The bigger picture in all of this is humanness. It’s about how we treat each other. It’s about whether we care for those who hurt, and whether we can accept the premise that if one hurts, we all hurt. It’s about whether we can listen to each other with the intent to understand, not just to react to stay stuck in our own point of view. It’s about caring for other people who don’t look like you, who don’t talk or act like you. People who have problems are many. People who care about others are fewer. To get to where we need to be, we’ve got to get there together.
I’ve heard people ask, What is the union doing about this? I say: a lot. Take a good hard look at how our employers, the managers and the media companies, treat us. Injustice is not just racial. It’s also about economic injustice and the selfish politicians who play both sides to perpetuate it. Slavery didn’t altogether disappear 150 years ago. It morphed into employer exploitation. Like the rich film and TV companies that want to eliminate residuals and cut our pay. Like the Kennedy Center honchos who grabbed $25 million in pandemic assistance from Congress then fired the orchestra hours afterward. Yes, we can make speeches and issue statements as symbolic gestures, but if we stand up together against those who oppress us, we can make a difference.

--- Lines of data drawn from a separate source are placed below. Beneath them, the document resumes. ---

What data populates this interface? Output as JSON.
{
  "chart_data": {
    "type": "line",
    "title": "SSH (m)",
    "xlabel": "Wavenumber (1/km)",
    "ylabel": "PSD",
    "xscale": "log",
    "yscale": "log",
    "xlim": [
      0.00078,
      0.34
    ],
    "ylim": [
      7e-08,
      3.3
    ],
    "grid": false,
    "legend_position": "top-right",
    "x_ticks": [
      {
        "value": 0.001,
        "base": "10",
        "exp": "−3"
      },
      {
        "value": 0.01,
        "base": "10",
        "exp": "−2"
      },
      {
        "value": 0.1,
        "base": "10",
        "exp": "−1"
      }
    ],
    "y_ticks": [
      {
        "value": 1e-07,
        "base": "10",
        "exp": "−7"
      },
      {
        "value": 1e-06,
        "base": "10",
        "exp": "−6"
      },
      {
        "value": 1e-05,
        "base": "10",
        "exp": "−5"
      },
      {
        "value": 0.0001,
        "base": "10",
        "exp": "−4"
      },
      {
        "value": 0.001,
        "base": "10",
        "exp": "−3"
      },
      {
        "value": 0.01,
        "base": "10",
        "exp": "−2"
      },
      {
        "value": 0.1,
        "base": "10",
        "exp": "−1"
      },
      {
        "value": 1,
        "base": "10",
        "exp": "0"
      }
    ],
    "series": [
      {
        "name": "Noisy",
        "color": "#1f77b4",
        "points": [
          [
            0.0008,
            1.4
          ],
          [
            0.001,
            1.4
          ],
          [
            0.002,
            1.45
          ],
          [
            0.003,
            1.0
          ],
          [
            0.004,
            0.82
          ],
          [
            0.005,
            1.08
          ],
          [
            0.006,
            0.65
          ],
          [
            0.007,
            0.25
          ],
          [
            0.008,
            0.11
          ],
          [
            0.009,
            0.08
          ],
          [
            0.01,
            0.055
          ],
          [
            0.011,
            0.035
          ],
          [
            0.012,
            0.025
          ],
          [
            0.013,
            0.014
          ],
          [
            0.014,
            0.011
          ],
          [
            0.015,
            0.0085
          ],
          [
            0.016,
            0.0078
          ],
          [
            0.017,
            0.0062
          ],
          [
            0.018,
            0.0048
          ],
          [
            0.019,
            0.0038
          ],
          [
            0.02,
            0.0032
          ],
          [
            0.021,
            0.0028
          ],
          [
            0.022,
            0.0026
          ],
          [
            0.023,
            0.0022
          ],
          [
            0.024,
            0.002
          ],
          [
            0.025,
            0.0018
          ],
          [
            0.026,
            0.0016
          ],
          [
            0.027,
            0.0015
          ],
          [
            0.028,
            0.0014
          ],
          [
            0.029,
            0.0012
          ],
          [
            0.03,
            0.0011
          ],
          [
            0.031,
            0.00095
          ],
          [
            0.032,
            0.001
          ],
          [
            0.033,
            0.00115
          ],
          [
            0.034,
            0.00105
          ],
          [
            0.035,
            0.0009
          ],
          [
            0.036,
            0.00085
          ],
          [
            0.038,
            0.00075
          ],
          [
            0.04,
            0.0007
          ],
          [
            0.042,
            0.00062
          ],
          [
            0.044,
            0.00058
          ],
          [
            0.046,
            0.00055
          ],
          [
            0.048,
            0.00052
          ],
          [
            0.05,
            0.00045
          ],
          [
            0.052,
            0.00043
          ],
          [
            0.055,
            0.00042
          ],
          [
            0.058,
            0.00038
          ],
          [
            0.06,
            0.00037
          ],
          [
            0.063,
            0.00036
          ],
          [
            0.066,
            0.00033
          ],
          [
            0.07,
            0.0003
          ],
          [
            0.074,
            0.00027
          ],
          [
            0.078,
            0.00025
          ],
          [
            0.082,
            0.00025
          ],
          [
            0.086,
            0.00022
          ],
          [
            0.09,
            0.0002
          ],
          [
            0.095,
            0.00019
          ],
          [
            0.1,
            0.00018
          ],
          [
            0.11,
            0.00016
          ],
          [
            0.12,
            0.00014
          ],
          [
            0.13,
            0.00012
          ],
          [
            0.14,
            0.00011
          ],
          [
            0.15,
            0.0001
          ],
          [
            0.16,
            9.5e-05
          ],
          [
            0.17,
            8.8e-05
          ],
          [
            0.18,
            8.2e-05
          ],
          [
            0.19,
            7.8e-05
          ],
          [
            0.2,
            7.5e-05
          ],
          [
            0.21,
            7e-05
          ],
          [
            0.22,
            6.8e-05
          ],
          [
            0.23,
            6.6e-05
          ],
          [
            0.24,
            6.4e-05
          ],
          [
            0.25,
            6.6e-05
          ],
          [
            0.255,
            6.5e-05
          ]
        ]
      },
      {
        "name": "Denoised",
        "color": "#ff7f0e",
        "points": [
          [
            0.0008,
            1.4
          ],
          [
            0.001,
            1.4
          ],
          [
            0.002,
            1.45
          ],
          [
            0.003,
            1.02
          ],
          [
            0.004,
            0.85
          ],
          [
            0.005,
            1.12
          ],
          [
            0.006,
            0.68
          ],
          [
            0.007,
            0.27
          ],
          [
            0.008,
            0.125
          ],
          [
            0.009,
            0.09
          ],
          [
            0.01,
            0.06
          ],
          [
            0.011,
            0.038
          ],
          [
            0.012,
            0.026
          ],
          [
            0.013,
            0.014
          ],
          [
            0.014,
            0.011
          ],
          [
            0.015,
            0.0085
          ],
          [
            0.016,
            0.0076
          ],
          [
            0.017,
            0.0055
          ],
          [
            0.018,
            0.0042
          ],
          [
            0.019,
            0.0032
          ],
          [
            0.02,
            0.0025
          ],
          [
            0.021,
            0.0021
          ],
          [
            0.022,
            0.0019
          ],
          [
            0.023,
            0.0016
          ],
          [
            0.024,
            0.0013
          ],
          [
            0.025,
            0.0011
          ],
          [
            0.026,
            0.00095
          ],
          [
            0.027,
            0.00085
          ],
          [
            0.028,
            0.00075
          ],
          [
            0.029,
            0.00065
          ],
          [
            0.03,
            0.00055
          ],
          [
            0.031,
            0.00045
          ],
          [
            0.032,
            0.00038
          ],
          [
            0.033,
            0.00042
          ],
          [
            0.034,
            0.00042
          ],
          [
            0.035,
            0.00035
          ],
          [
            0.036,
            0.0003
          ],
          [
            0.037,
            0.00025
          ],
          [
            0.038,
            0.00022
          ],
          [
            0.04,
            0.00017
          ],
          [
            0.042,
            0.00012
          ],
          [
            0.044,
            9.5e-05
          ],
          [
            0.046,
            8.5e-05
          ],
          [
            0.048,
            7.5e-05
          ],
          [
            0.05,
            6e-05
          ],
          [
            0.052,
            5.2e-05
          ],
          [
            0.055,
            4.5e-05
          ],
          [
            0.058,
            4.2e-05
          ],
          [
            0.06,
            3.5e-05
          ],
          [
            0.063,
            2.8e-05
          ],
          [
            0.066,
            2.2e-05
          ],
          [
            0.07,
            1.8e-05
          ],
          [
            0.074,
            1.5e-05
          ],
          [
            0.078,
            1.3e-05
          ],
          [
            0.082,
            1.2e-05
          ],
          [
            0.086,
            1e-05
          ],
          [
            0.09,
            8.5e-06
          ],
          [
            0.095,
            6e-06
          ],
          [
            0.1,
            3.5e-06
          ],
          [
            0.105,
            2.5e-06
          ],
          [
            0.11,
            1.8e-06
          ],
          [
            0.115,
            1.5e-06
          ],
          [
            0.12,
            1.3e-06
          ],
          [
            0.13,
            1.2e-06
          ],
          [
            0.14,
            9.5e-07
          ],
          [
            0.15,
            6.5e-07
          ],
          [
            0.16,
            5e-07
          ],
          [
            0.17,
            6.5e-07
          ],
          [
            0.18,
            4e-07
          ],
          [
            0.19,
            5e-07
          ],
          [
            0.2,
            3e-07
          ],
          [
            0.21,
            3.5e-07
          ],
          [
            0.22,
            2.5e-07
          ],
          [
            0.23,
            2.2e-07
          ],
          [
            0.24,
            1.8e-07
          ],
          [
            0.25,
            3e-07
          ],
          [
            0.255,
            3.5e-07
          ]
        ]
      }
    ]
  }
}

What can you do? You can get involved. As events unfold, look underneath the surface and try to see the underlying causes. Dig deep into local, state, and federal political candidates and find out what they plan to do about racial and economic injustice in America. Resist the status quo, and keep resisting, even if it makes the police unions furious. As Dr. King taught us, don’t be silent about things that matter. Vote for justice. And don’t go vote and go back to sleep. Stay on them about police, pension, and performance rights reform and anything else that matters. And above all else, please care about your brothers and sisters.